One of my friends, the only female butcher at New York City’s best butcher shop, greeted me thusly after reading my book of short stories: “You said ‘boobs’!” This is a woman who cuts up animals for a living, who forms phallic sausage after phallic sausage, who has blood on her hands all day long. “I didn’t know you knew the word ‘boobs,’” she seemed to be saying, as though addressing a Mennonite nun. If fiction is one of the ways that we can experience other lives, then surely having a rompingly-good sex scene should be a part of that. I felt that I had let both her and her delicious sausages down.
I reread James Salter’s “A Sport and a Pasttime” the same way I reread Norma Klein books as a pre-teen: trying to pace myself and not hurry towards the sexy bits. The book isn’t just sexy, it’s famously sexy, like “A Last Tango in Paris,” or “Jules et Jim,” and rightly so. The book tingles with sensuality, and I’ve starred passages in the margins, underlined entire paragraphs. Of course, Salter writes about the entire world with a lush tongue, not only the breath-taking sexual encounters. He writes about leaves and sidewalks and cafes and silence and somehow all of it begins to hum like a tuning fork. But it is the sex that people always talk about, the sex that makes booksellers raise an eyebrow when they recommend it.

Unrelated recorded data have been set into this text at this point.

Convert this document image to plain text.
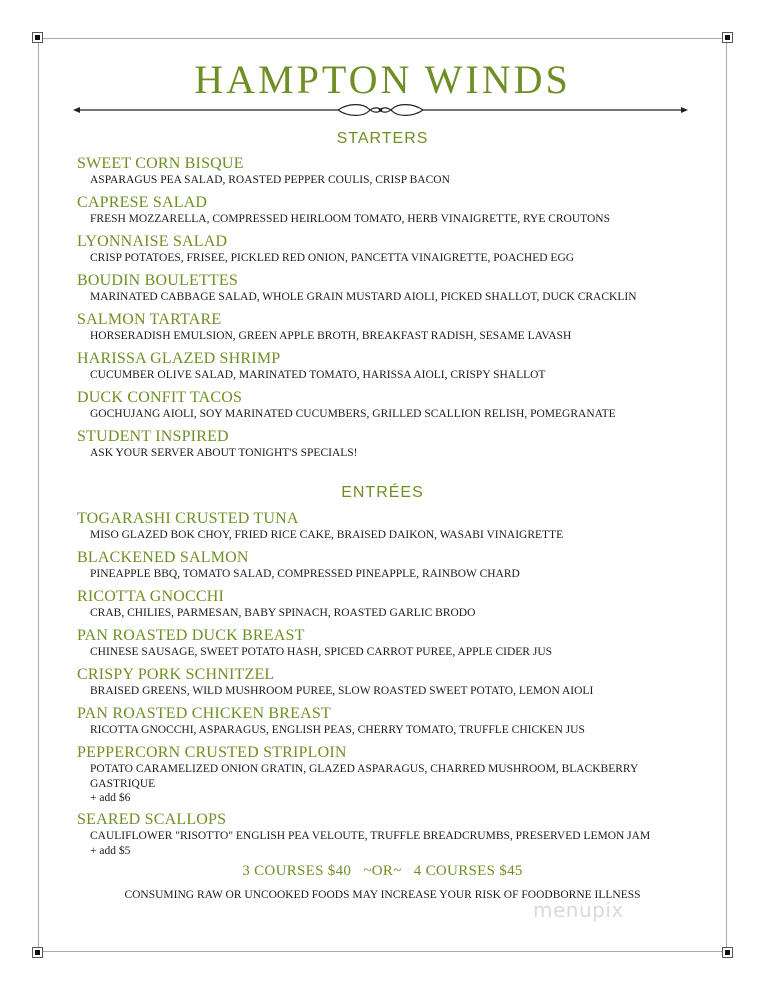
HAMPTON WINDS
STARTERS
SWEET CORN BISQUE
ASPARAGUS PEA SALAD, ROASTED PEPPER COULIS, CRISP BACON
CAPRESE SALAD
FRESH MOZZARELLA, COMPRESSED HEIRLOOM TOMATO, HERB VINAIGRETTE, RYE CROUTONS
LYONNAISE SALAD
CRISP POTATOES, FRISEE, PICKLED RED ONION, PANCETTA VINAIGRETTE, POACHED EGG
BOUDIN BOULETTES
MARINATED CABBAGE SALAD, WHOLE GRAIN MUSTARD AIOLI, PICKED SHALLOT, DUCK CRACKLIN
SALMON TARTARE
HORSERADISH EMULSION, GREEN APPLE BROTH, BREAKFAST RADISH, SESAME LAVASH
HARISSA GLAZED SHRIMP
CUCUMBER OLIVE SALAD, MARINATED TOMATO, HARISSA AIOLI, CRISPY SHALLOT
DUCK CONFIT TACOS
GOCHUJANG AIOLI, SOY MARINATED CUCUMBERS, GRILLED SCALLION RELISH, POMEGRANATE
STUDENT INSPIRED
ASK YOUR SERVER ABOUT TONIGHT'S SPECIALS!
ENTRÉES
TOGARASHI CRUSTED TUNA
MISO GLAZED BOK CHOY, FRIED RICE CAKE, BRAISED DAIKON, WASABI VINAIGRETTE
BLACKENED SALMON
PINEAPPLE BBQ, TOMATO SALAD, COMPRESSED PINEAPPLE, RAINBOW CHARD
RICOTTA GNOCCHI
CRAB, CHILIES, PARMESAN, BABY SPINACH, ROASTED GARLIC BRODO
PAN ROASTED DUCK BREAST
CHINESE SAUSAGE, SWEET POTATO HASH, SPICED CARROT PUREE, APPLE CIDER JUS
CRISPY PORK SCHNITZEL
BRAISED GREENS, WILD MUSHROOM PUREE, SLOW ROASTED SWEET POTATO, LEMON AIOLI
PAN ROASTED CHICKEN BREAST
RICOTTA GNOCCHI, ASPARAGUS, ENGLISH PEAS, CHERRY TOMATO, TRUFFLE CHICKEN JUS
PEPPERCORN CRUSTED STRIPLOIN
POTATO CARAMELIZED ONION GRATIN, GLAZED ASPARAGUS, CHARRED MUSHROOM, BLACKBERRY GASTRIQUE
+ add $6
SEARED SCALLOPS
CAULIFLOWER "RISOTTO" ENGLISH PEA VELOUTE, TRUFFLE BREADCRUMBS, PRESERVED LEMON JAM
+ add $5
3 COURSES $40   ~OR~   4 COURSES $45
CONSUMING RAW OR UNCOOKED FOODS MAY INCREASE YOUR RISK OF FOODBORNE ILLNESS
menupix
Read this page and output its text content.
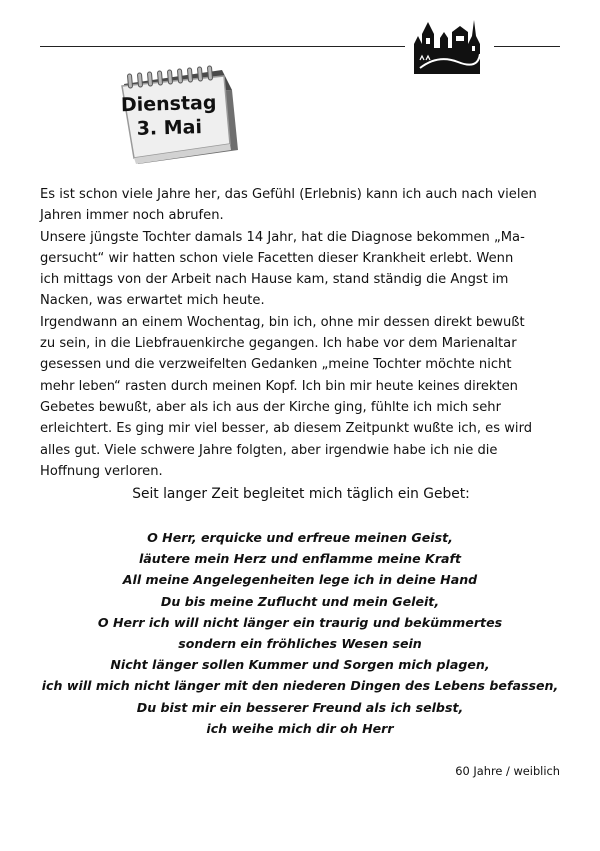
Dienstag
3. Mai
Es ist schon viele Jahre her, das Gefühl (Erlebnis) kann ich auch nach vielen
Jahren immer noch abrufen.
Unsere jüngste Tochter damals 14 Jahr, hat die Diagnose bekommen „Ma-
gersucht“ wir hatten schon viele Facetten dieser Krankheit erlebt. Wenn
ich mittags von der Arbeit nach Hause kam, stand ständig die Angst im
Nacken, was erwartet mich heute.
Irgendwann an einem Wochentag, bin ich, ohne mir dessen direkt bewußt
zu sein, in die Liebfrauenkirche gegangen. Ich habe vor dem Marienaltar
gesessen und die verzweifelten Gedanken „meine Tochter möchte nicht
mehr leben“ rasten durch meinen Kopf. Ich bin mir heute keines direkten
Gebetes bewußt, aber als ich aus der Kirche ging, fühlte ich mich sehr
erleichtert. Es ging mir viel besser, ab diesem Zeitpunkt wußte ich, es wird
alles gut. Viele schwere Jahre folgten, aber irgendwie habe ich nie die
Hoffnung verloren.
Seit langer Zeit begleitet mich täglich ein Gebet:
O Herr, erquicke und erfreue meinen Geist,
läutere mein Herz und enflamme meine Kraft
All meine Angelegenheiten lege ich in deine Hand
Du bis meine Zuflucht und mein Geleit,
O Herr ich will nicht länger ein traurig und bekümmertes
sondern ein fröhliches Wesen sein
Nicht länger sollen Kummer und Sorgen mich plagen,
ich will mich nicht länger mit den niederen Dingen des Lebens befassen,
Du bist mir ein besserer Freund als ich selbst,
ich weihe mich dir oh Herr
60 Jahre / weiblich
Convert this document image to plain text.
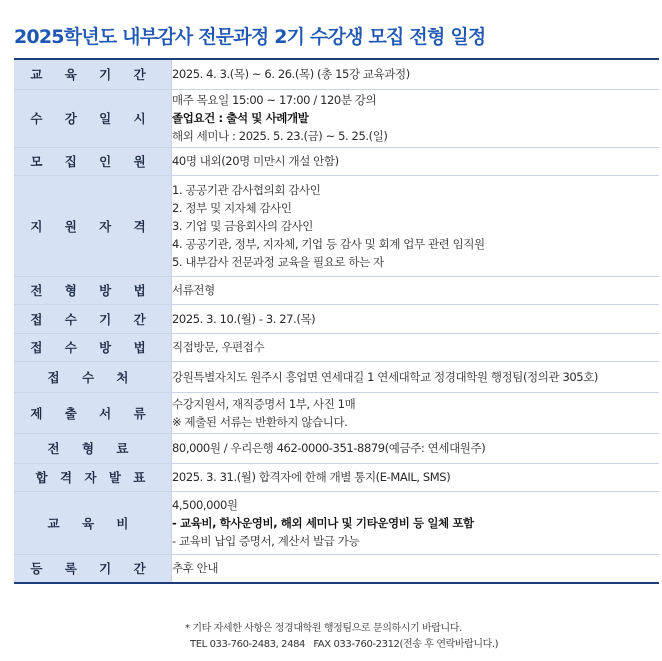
2025학년도 내부감사 전문과정 2기 수강생 모집 전형 일정
교 육 기 간	2025. 4. 3.(목) ~ 6. 26.(목) (총 15강 교육과정)

수 강 일 시	매주 목요일 15:00 ~ 17:00 / 120분 강의
졸업요건 : 출석 및 사례개발
해외 세미나 : 2025. 5. 23.(금) ~ 5. 25.(일)

모 집 인 원	40명 내외(20명 미만시 개설 안함)

지 원 자 격	1. 공공기관 감사협의회 감사인
2. 정부 및 지자체 감사인
3. 기업 및 금융회사의 감사인
4. 공공기관, 정부, 지자체, 기업 등 감사 및 회계 업무 관련 임직원
5. 내부감사 전문과정 교육을 필요로 하는 자

전 형 방 법	서류전형

접 수 기 간	2025. 3. 10.(월) - 3. 27.(목)

접 수 방 법	직접방문, 우편접수

접 수 처	강원특별자치도 원주시 흥업면 연세대길 1 연세대학교 정경대학원 행정팀(정의관 305호)

제 출 서 류	수강지원서, 재직증명서 1부, 사진 1매
※ 제출된 서류는 반환하지 않습니다.

전 형 료	80,000원 / 우리은행 462-0000-351-8879(예금주: 연세대원주)

합 격 자 발 표	2025. 3. 31.(월) 합격자에 한해 개별 통지(E-MAIL, SMS)

교 육 비	4,500,000원
- 교육비, 학사운영비, 해외 세미나 및 기타운영비 등 일체 포함
- 교육비 납입 증명서, 계산서 발급 가능

등 록 기 간	추후 안내
* 기타 자세한 사항은 정경대학원 행정팀으로 문의하시기 바랍니다.
TEL 033-760-2483, 2484   FAX 033-760-2312(전송 후 연락바랍니다.)
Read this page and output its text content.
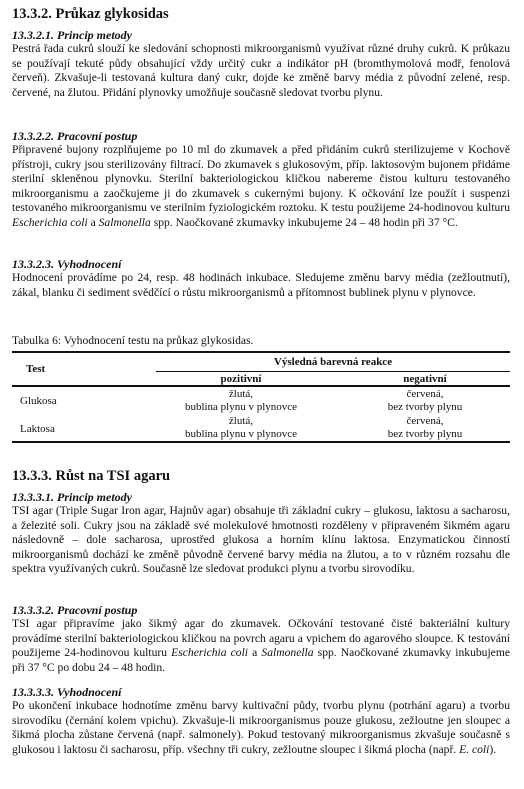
13.3.2. Průkaz glykosidas
13.3.2.1. Princip metody
Pestrá řada cukrů slouží ke sledování schopnosti mikroorganismů využívat různé druhy cukrů. K průkazu se používají tekuté půdy obsahující vždy určitý cukr a indikátor pH (bromthymolová modř, fenolová červeň). Zkvašuje-li testovaná kultura daný cukr, dojde ke změně barvy média z původní zelené, resp. červené, na žlutou. Přidání plynovky umožňuje současně sledovat tvorbu plynu.
13.3.2.2. Pracovní postup
Připravené bujony rozplňujeme po 10 ml do zkumavek a před přidáním cukrů sterilizujeme v Kochově přístroji, cukry jsou sterilizovány filtrací. Do zkumavek s glukosovým, příp. laktosovým bujonem přidáme sterilní skleněnou plynovku. Sterilní bakteriologickou kličkou nabereme čistou kulturu testovaného mikroorganismu a zaočkujeme ji do zkumavek s cukernými bujony. K očkování lze použít i suspenzi testovaného mikroorganismu ve sterilním fyziologickém roztoku. K testu použijeme 24-hodinovou kulturu Escherichia coli a Salmonella spp. Naočkované zkumavky inkubujeme 24 – 48 hodin při 37 °C.
13.3.2.3. Vyhodnocení
Hodnocení provádíme po 24, resp. 48 hodinách inkubace. Sledujeme změnu barvy média (zežloutnutí), zákal, blanku či sediment svědčící o růstu mikroorganismů a přítomnost bublinek plynu v plynovce.
Tabulka 6: Vyhodnocení testu na průkaz glykosidas.
Test
Výsledná barevná reakce
pozitivní	negativní
Glukosa
žlutá,
bublina plynu v plynovce
červená,
bez tvorby plynu
Laktosa
žlutá,
bublina plynu v plynovce
červená,
bez tvorby plynu
13.3.3. Růst na TSI agaru
13.3.3.1. Princip metody
TSI agar (Triple Sugar Iron agar, Hajnův agar) obsahuje tři základní cukry – glukosu, laktosu a sacharosu, a železité soli. Cukry jsou na základě své molekulové hmotnosti rozděleny v připraveném šikmém agaru následovně – dole sacharosa, uprostřed glukosa a horním klínu laktosa. Enzymatickou činností mikroorganismů dochází ke změně původně červené barvy média na žlutou, a to v různém rozsahu dle spektra využívaných cukrů. Současně lze sledovat produkci plynu a tvorbu sirovodíku.
13.3.3.2. Pracovní postup
TSI agar připravíme jako šikmý agar do zkumavek. Očkování testované čisté bakteriální kultury provádíme sterilní bakteriologickou kličkou na povrch agaru a vpichem do agarového sloupce. K testování použijeme 24-hodinovou kulturu Escherichia coli a Salmonella spp. Naočkované zkumavky inkubujeme při 37 °C po dobu 24 – 48 hodin.
13.3.3.3. Vyhodnocení
Po ukončení inkubace hodnotíme změnu barvy kultivační půdy, tvorbu plynu (potrhání agaru) a tvorbu sirovodíku (černání kolem vpichu). Zkvašuje-li mikroorganismus pouze glukosu, zežloutne jen sloupec a šikmá plocha zůstane červená (např. salmonely). Pokud testovaný mikroorganismus zkvašuje současně s glukosou i laktosu či sacharosu, příp. všechny tři cukry, zežloutne sloupec i šikmá plocha (např. E. coli).
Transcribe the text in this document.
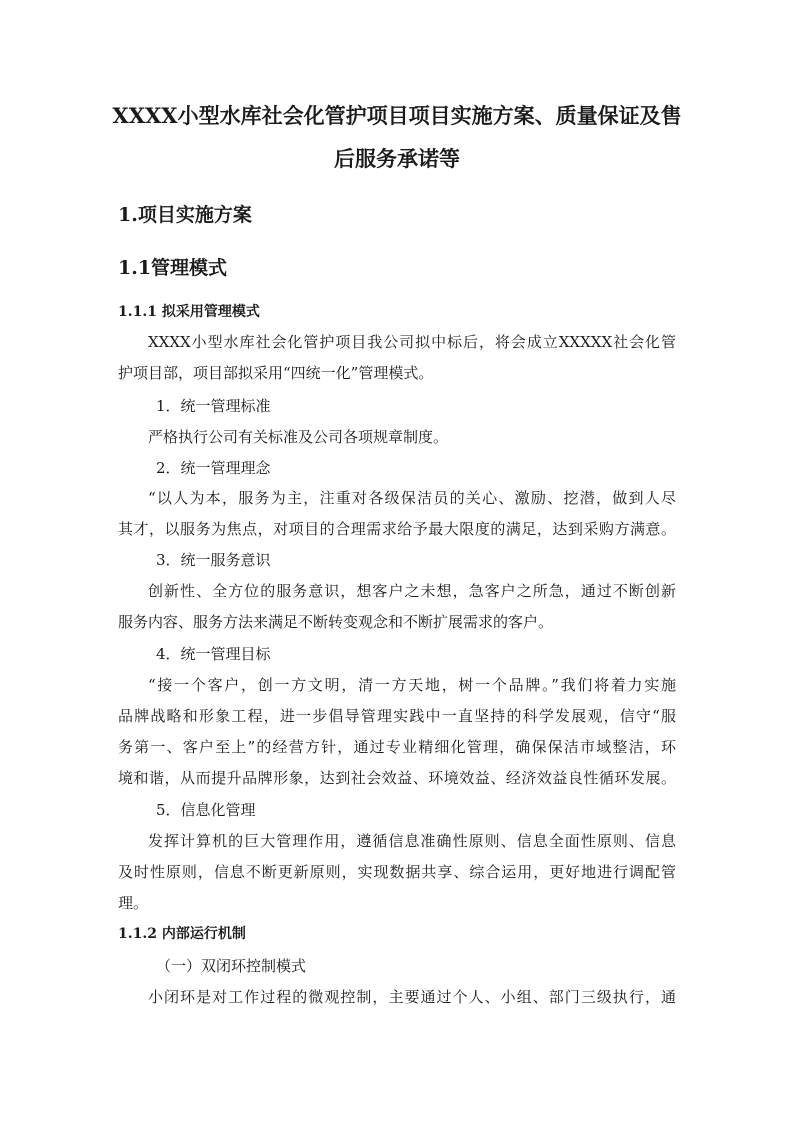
XXXX小型水库社会化管护项目项目实施方案、质量保证及售
后服务承诺等
1.项目实施方案
1.1管理模式
1.1.1 拟采用管理模式

XXXX小型水库社会化管护项目我公司拟中标后，将会成立XXXXX社会化管

护项目部，项目部拟采用“四统一化”管理模式。

1．统一管理标准

严格执行公司有关标准及公司各项规章制度。

2．统一管理理念

“以人为本，服务为主，注重对各级保洁员的关心、激励、挖潜，做到人尽

其才，以服务为焦点，对项目的合理需求给予最大限度的满足，达到采购方满意。

3．统一服务意识

创新性、全方位的服务意识，想客户之未想，急客户之所急，通过不断创新

服务内容、服务方法来满足不断转变观念和不断扩展需求的客户。

4．统一管理目标

“接一个客户，创一方文明，清一方天地，树一个品牌。”我们将着力实施

品牌战略和形象工程，进一步倡导管理实践中一直坚持的科学发展观，信守“服

务第一、客户至上”的经营方针，通过专业精细化管理，确保保洁市域整洁，环

境和谐，从而提升品牌形象，达到社会效益、环境效益、经济效益良性循环发展。

5．信息化管理

发挥计算机的巨大管理作用，遵循信息准确性原则、信息全面性原则、信息

及时性原则，信息不断更新原则，实现数据共享、综合运用，更好地进行调配管

理。

1.1.2 内部运行机制

（一）双闭环控制模式

小闭环是对工作过程的微观控制，主要通过个人、小组、部门三级执行，通
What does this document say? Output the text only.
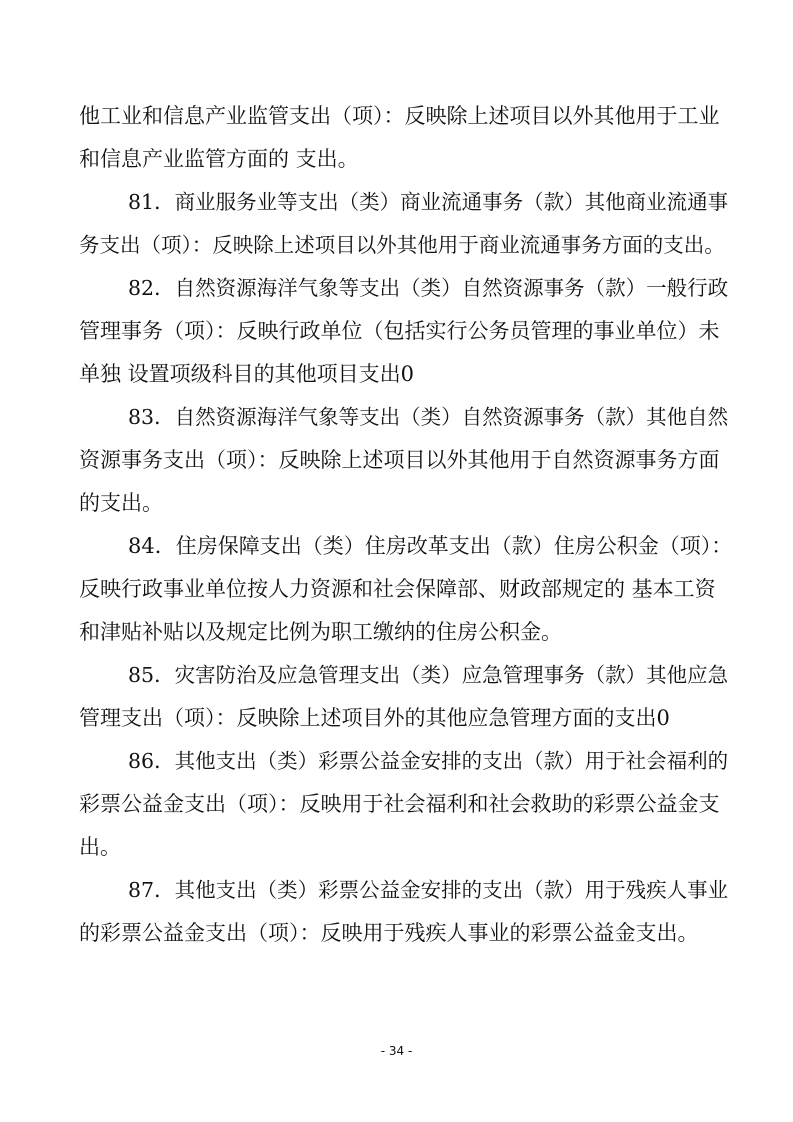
他工业和信息产业监管支出（项）：反映除上述项目以外其他用于工业
和信息产业监管方面的 支出。
81．商业服务业等支出（类）商业流通事务（款）其他商业流通事
务支出（项）：反映除上述项目以外其他用于商业流通事务方面的支出。
82．自然资源海洋气象等支出（类）自然资源事务（款）一般行政
管理事务（项）：反映行政单位（包括实行公务员管理的事业单位）未
单独 设置项级科目的其他项目支出0
83．自然资源海洋气象等支出（类）自然资源事务（款）其他自然
资源事务支出（项）：反映除上述项目以外其他用于自然资源事务方面
的支出。
84．住房保障支出（类）住房改革支出（款）住房公积金（项）：
反映行政事业单位按人力资源和社会保障部、财政部规定的 基本工资
和津贴补贴以及规定比例为职工缴纳的住房公积金。
85．灾害防治及应急管理支出（类）应急管理事务（款）其他应急
管理支出（项）：反映除上述项目外的其他应急管理方面的支出0
86．其他支出（类）彩票公益金安排的支出（款）用于社会福利的
彩票公益金支出（项）：反映用于社会福利和社会救助的彩票公益金支
出。
87．其他支出（类）彩票公益金安排的支出（款）用于残疾人事业
的彩票公益金支出（项）：反映用于残疾人事业的彩票公益金支出。
- 34 -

Another friend of mine, a male writer who recently published a story about a girl having sex with a lobster, also remarked on my book’s lack of sex. “You keep closing the door!” He admonished me. Which I suppose is true. Can I be the only writer alive who occasionally wants to give my characters some privacy? I don’t show them going to the bathroom, either, unless it’s to sit on the toilet and cry a little bit. But James Salter never closes the door, not even when one of the characters gets her period or has bad breath. If we are inside the relationship, Salter implies by including these scenes, then by all means, let’s be inside it. The novel is brave and reckless, like people in love for the first time, noticing everything around them through the lens of their newly discovered parts. No one ever cares about the other’s body odor, or imperfections.
What strikes me the most about Salter’s sex scenes is the bravery, the nakedness not only of the character’s bodies but of their actions. This goes here, that goes there. He is direct and unsqueamish. Take the word ‘prick,’ for example: Salter says it and it’s just the right word, both playful and aggressive at once. I wonder if James Salter’s friends go to him for sexual advice, or whether they’re too cowed by his reputation to mention their own meager efforts. Maybe this is what my lesson should be: write the kind of the book that will make a lover have a new idea, that will make a friend blush. It could start gradually, with a nipple pressing against the fabric of a shirt instead of an angular shoulderblade, or a bare bottom revealed underneath a short skirt. I’m working on it, James, I’m working on it.